Vous vous êtes rendu coupable en faisant une retenue de 10 % sur le montant des bons de réquisition délivrés aux habitants de votre commune pour le service des troupes ; les porteurs de ces bons doivent jouir sans aucune restriction du bénéfice de l'article 4 de l'ordonnance royale du 13 janvier dernier, et il n'appartient pas à l'autorité locale de leur imposer comme vous l'avez fait, la condition d'une retenue même au profit de votre commune et pour l'exécution de projets d'utilité publique. Vous auriez dû me consulter avant d'agir et je n'aurais pas aujourd'hui à vous rappeler à l'ordre de vos devoirs. Gardez-vous bien, Monsieur, de continuer à percevoir ou faire percevoir cette retenue ; cette somme doit être restituée aux porteurs des bons ; je vous prescris de faire de suite cette restitution en versant le montant de ces retenues dans la caisse du percepteur des contributions directes de votre commune en l'acquit des porteurs de bons et en paiement de leur contribution de 1814… Signé Dubos.

 

L'injonction du Sous-Préfet de Saint-Denis n'émut guère le Dr Prost qui continua, à émettre, dans les mêmes conditions, de nouveaux bons de réquisition. Mais il n'avait pas oublié les accusations portées contre lui et les propos malveillants de ses adversaires ; aussi profite-t-il du retour de l'Empereur de l'île d'Elbe pour dénoncer au Ministre de la guerre, le 3 juin 1815, les agissements du parti royaliste dans la commune :

 

A la fatale journée du 30 mars où l'ennemi s'empara de Montmartre, M. Foureau, chef et propriétaire d'une belle filature de coton, ancien militaire, était commandant de notre garde nationale. M. Foureau s'est conduit comme un brave ; mais bientôt après, le revers du parti national introduisait les partisans du Roi ; un monsieur de Romanet, ex-garde du corps, s'empara de son chef de la place si bien remplie par M. Foureau, et arbora avec une jactance toute particulière deux épaulettes de colonel pour marquer son nouveau titre. M. Foureau informé, de cela, fit une demande explicative au gentilhomme qui répondit avec une lâcheté peu connue aux explications comme aux interpellations qui lui étaient faites.

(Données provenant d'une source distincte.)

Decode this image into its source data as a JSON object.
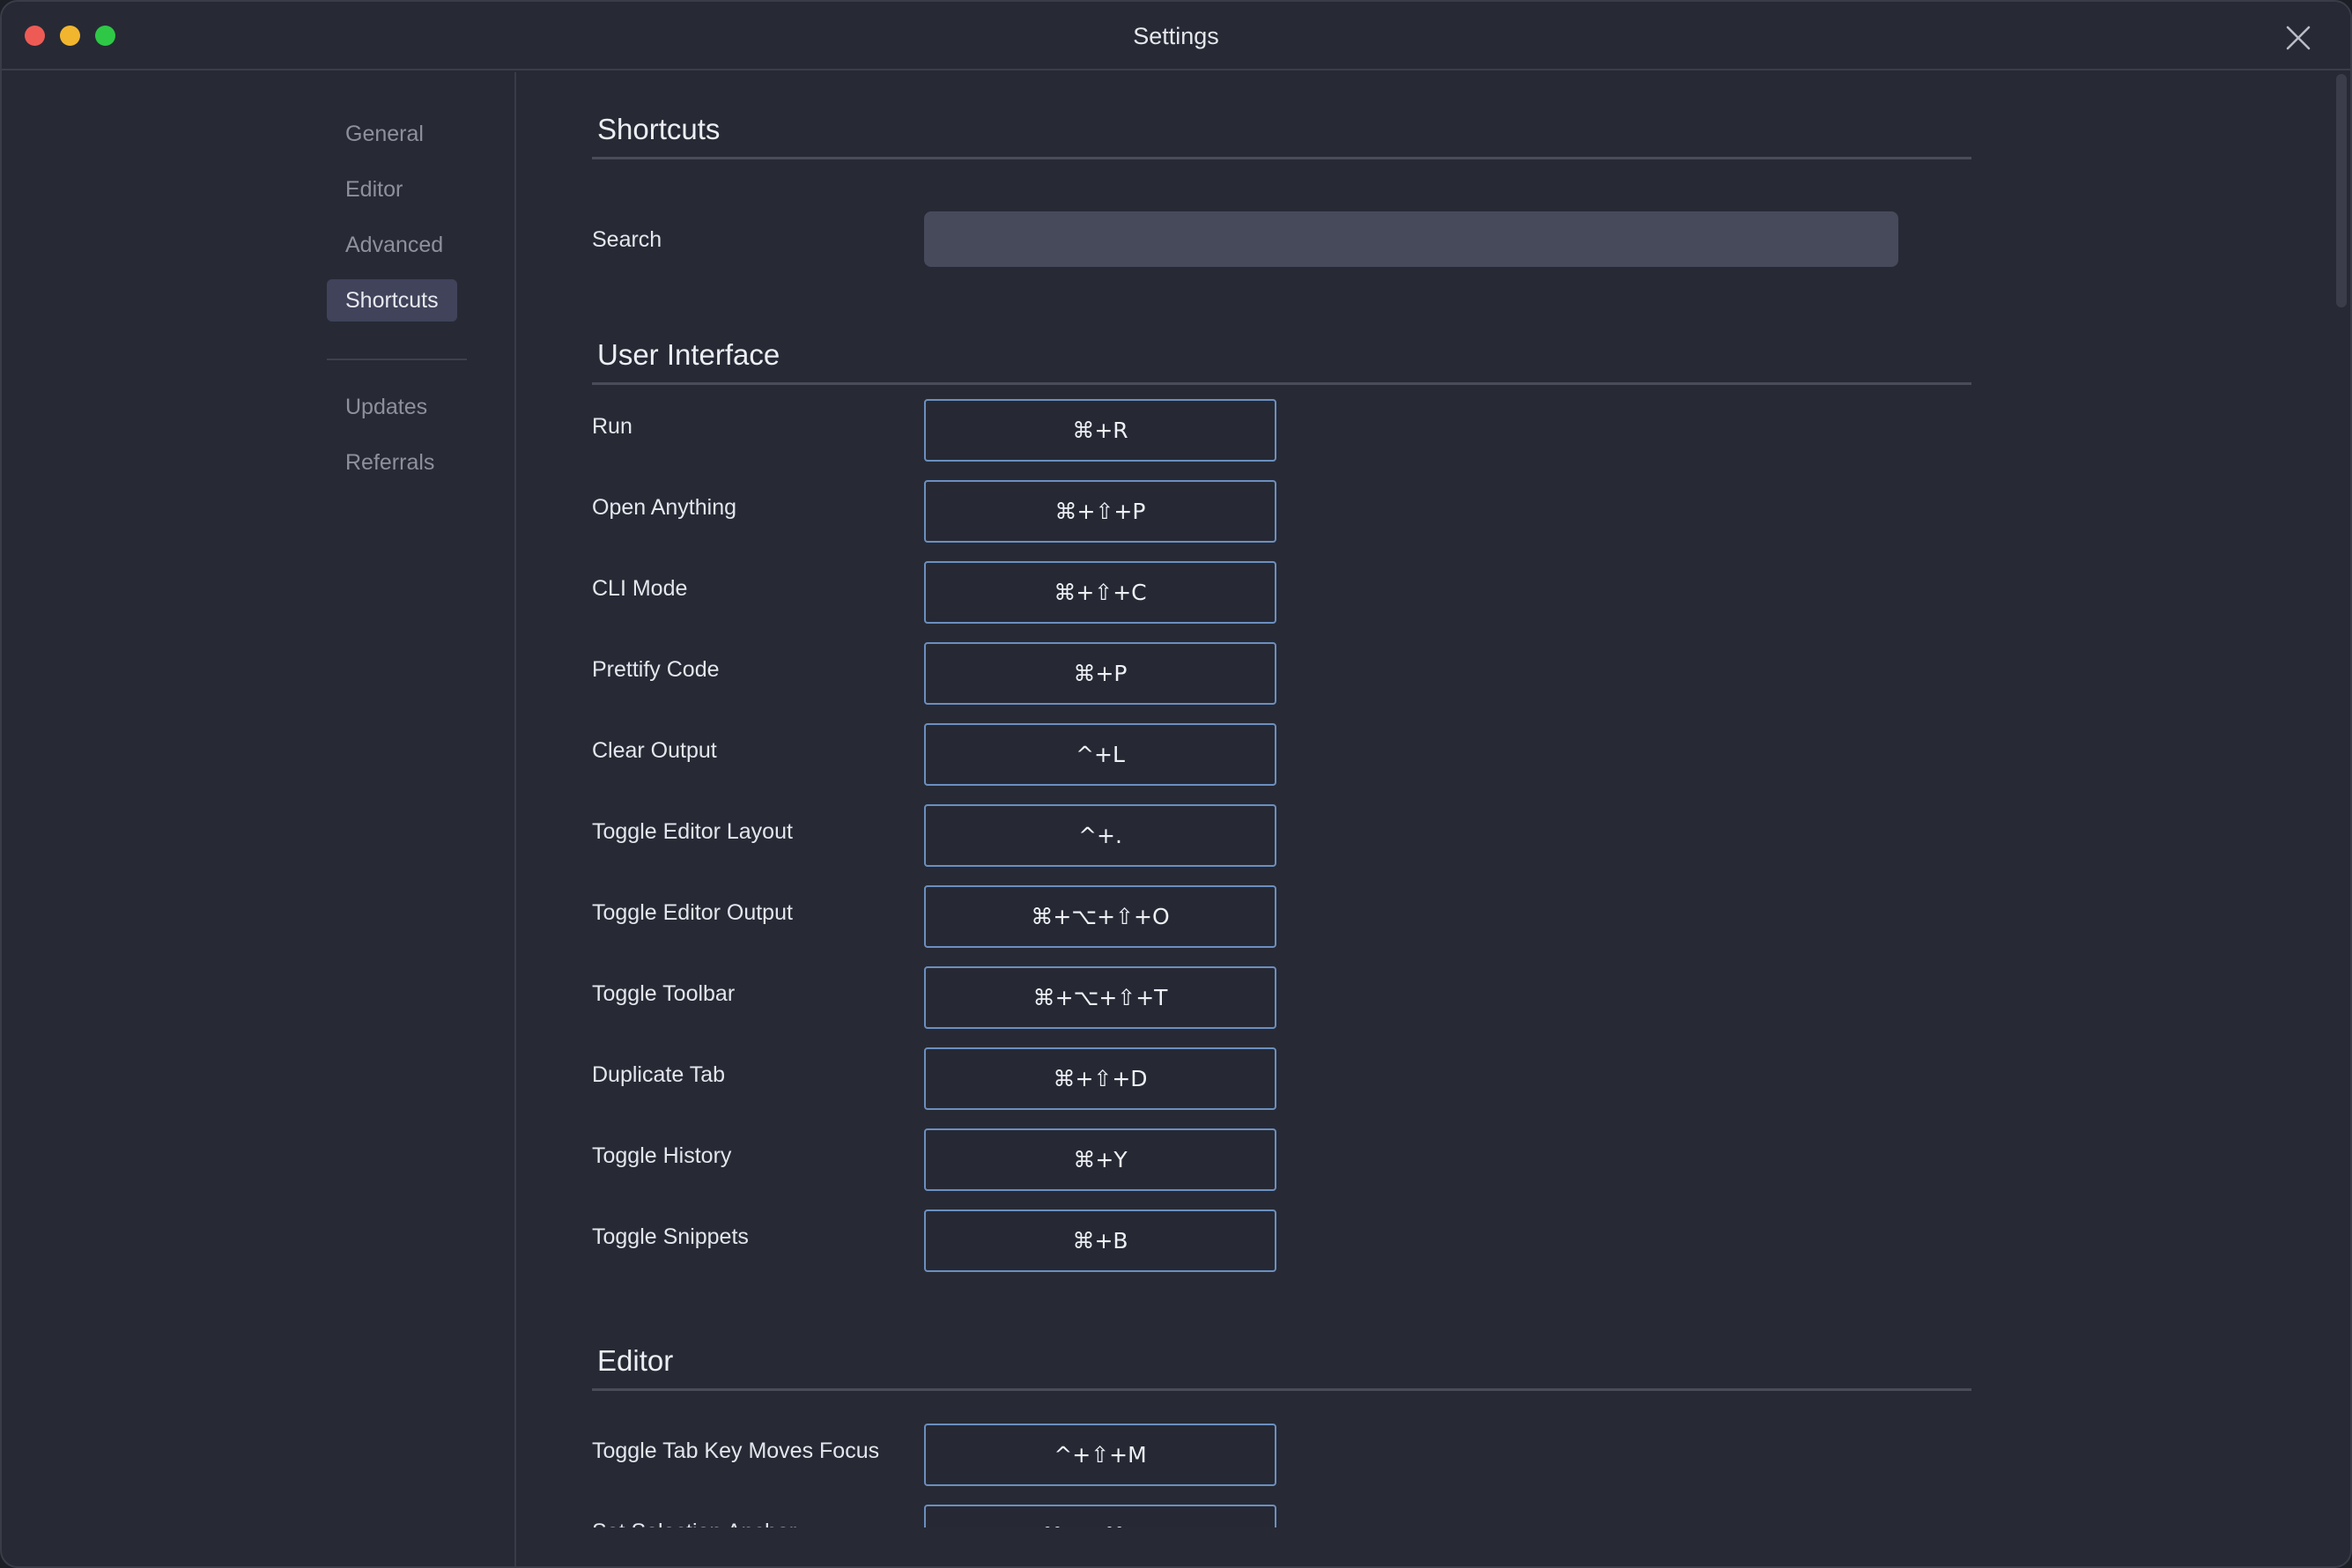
{
  "window": {
    "title": "Settings"
  },
  "sidebar": {
    "items": [
      {
        "label": "General"
      },
      {
        "label": "Editor"
      },
      {
        "label": "Advanced"
      },
      {
        "label": "Shortcuts",
        "active": true
      },
      {
        "label": "Updates"
      },
      {
        "label": "Referrals"
      }
    ]
  },
  "shortcuts": {
    "title": "Shortcuts",
    "search_label": "Search",
    "search_value": ""
  },
  "user_interface": {
    "title": "User Interface",
    "rows": [
      {
        "label": "Run",
        "key": "⌘+R"
      },
      {
        "label": "Open Anything",
        "key": "⌘+⇧+P"
      },
      {
        "label": "CLI Mode",
        "key": "⌘+⇧+C"
      },
      {
        "label": "Prettify Code",
        "key": "⌘+P"
      },
      {
        "label": "Clear Output",
        "key": "^+L"
      },
      {
        "label": "Toggle Editor Layout",
        "key": "^+."
      },
      {
        "label": "Toggle Editor Output",
        "key": "⌘+⌥+⇧+O"
      },
      {
        "label": "Toggle Toolbar",
        "key": "⌘+⌥+⇧+T"
      },
      {
        "label": "Duplicate Tab",
        "key": "⌘+⇧+D"
      },
      {
        "label": "Toggle History",
        "key": "⌘+Y"
      },
      {
        "label": "Toggle Snippets",
        "key": "⌘+B"
      }
    ]
  },
  "editor": {
    "title": "Editor",
    "rows": [
      {
        "label": "Toggle Tab Key Moves Focus",
        "key": "^+⇧+M"
      },
      {
        "label": "Set Selection Anchor",
        "key": "⌘+K ⌘+B"
      }
    ]
  },
  "colors": {
    "background": "#272a35",
    "key_border": "#6b8fc0",
    "active_nav": "#40435a",
    "search_bg": "#474a5b"
  }
}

M. Finot, maire, homme âgé, nul et pétri d'orgueil quoique fils d'un jardinier ayant eu quelque charge sous Louis XVI qui le rattachait à la dynastie, non seulement souffrit l'usurpation scandaleuse que fesait M. de Romanet, mais encore la confirma par un titre aussi pompeux que sot et mensonger à la faveur duquel le soi-disant comte de Romanet fut fait chevalier de Saint-Louis.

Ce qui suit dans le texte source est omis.